On my team at work, we use the IBM MQ technology a lot for cross-application communication. I've seen lately on Hacker News and other places about other MQ technologies like RabbitMQ. I have a basic understanding of what it is (a commonly checked area to put and get messages), but what I want to know what exactly is it good at? How will I know where I want to use it and when? Why not just stick with more rudimentary forms of interprocess messaging?
All the explanations so far are accurate and to the point - but might be missing something: one of the main benefits of message queueing: resilience.
Imagine this: you need to communicate with two or three other systems. A common approach these days will be web services which is fine if you need an answers right away.
However: web services can be down and not available - what do you do then? Putting your message into a message queue (which has a component on your machine/server, too) typically will work in this scenario - your message just doesn't get delivered and thus processed right now - but it will later on, when the other side of the service comes back online.
So in many cases, using message queues to connect disparate systems is a more reliable, more robust way of sending messages back and forth. It doesn't work well for everything (if you want to know the current stock price for MSFT, putting that request into a queue might not be the best of ideas) - but in lots of cases, like putting an order into your supplier's message queue, it works really well and can help ease some of the reliability issues with other technologies.

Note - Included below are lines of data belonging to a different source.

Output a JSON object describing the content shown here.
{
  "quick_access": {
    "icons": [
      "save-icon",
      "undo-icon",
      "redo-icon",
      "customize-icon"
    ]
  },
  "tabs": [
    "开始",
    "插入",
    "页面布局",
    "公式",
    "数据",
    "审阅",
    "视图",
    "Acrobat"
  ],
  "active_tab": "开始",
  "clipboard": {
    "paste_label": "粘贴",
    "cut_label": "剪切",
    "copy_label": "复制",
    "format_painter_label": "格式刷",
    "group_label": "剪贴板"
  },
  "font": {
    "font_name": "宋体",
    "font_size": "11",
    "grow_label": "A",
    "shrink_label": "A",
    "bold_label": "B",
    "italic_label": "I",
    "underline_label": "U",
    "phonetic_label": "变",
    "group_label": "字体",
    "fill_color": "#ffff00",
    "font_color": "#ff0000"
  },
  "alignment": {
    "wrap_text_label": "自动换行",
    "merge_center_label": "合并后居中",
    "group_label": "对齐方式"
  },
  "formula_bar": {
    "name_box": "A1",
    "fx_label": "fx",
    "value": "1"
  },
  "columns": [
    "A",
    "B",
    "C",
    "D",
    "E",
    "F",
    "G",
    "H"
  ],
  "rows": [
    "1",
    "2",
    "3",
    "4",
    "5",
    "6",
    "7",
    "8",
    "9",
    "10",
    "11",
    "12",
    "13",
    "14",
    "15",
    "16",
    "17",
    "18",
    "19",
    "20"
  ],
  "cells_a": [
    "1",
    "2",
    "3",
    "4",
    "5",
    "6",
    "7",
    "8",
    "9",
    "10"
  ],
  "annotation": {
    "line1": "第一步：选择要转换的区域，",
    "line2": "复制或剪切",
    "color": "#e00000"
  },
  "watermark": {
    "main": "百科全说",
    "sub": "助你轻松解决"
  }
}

MQ stands for messaging queue.
It's an abstraction layer that allows multiple processes (likely on different machines) to communicate via various models (e.g., point-to-point, publish subscribe, etc.). Depending on the implementation, it can be configured for things like guaranteed reliability, error reporting, security, discovery, performance, etc.

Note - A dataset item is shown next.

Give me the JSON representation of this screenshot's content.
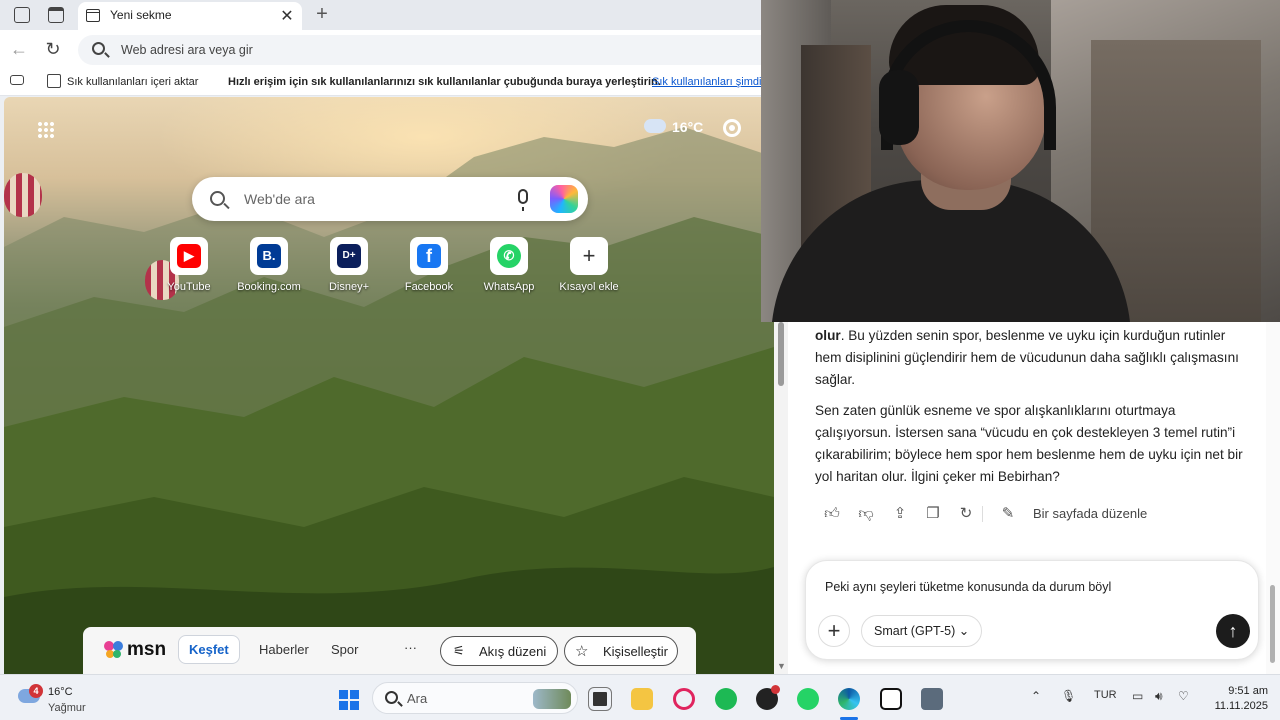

You can do all this manually with sockets, but it's very difficult.
For example: Suppose you want to processes to communicate, but one of them can die in the middle and later get reconnected. How would you ensure that interim messages were not lost? MQ solutions can do that for you.
Message queueuing systems are supposed to give you several bonuses. Among most important ones are monitoring and transactional behavior.
Transactional design is important if you want to be immune to failures, such as power failure. Imagine that you want to notify a bank system of ATM money withdrawal, and it has to be done exactly once per request, no matter what servers failed temporarily in the middle. MQ systems would allow you to coordinate transactions across multiple database, MQ and other systems.
Needless to say, such systems are very slow compared to named pipes, TCP or other non-transactional tools. If high performance is required, you would not allow your messages to be written thru disk. Instead, it will complicate your design - to achieve exotic reliable AND fast communication, which pushes the designer into really non-trivial tricks.
MQ systems normally allow users to watch the queue contents, write plugins, clear queus, etc.
MQ simply stands for Message Queue.
You would use one when you need to reliably send a inter-process/cross-platform/cross-application message that isn't time dependent.
The Message Queue receives the message, places it in the proper queue, and waits for the application to retrieve the message when ready.
reference: web services can be down and not available - what do you do then?
As an extension to that; what if your local network and your local pc is down as well?? While you wait for the system to recover the dependent deployed systems elsewhere waiting for that data needs to see an alternative data stream.
Otherwise, that might not be good enough 'real time' response for today's and very soon in the future Internet of Things (IOT) requirements.
if you want true parallel, non volatile storage of various FIFO streams(at least at some point along the signal chain) use an FPGA and FRAM memory. FRAM runs at clock speed and FPGA devices can be reprogrammed on the fly adding and taking away however many independent parallel data streams are needed(within established constraints of course).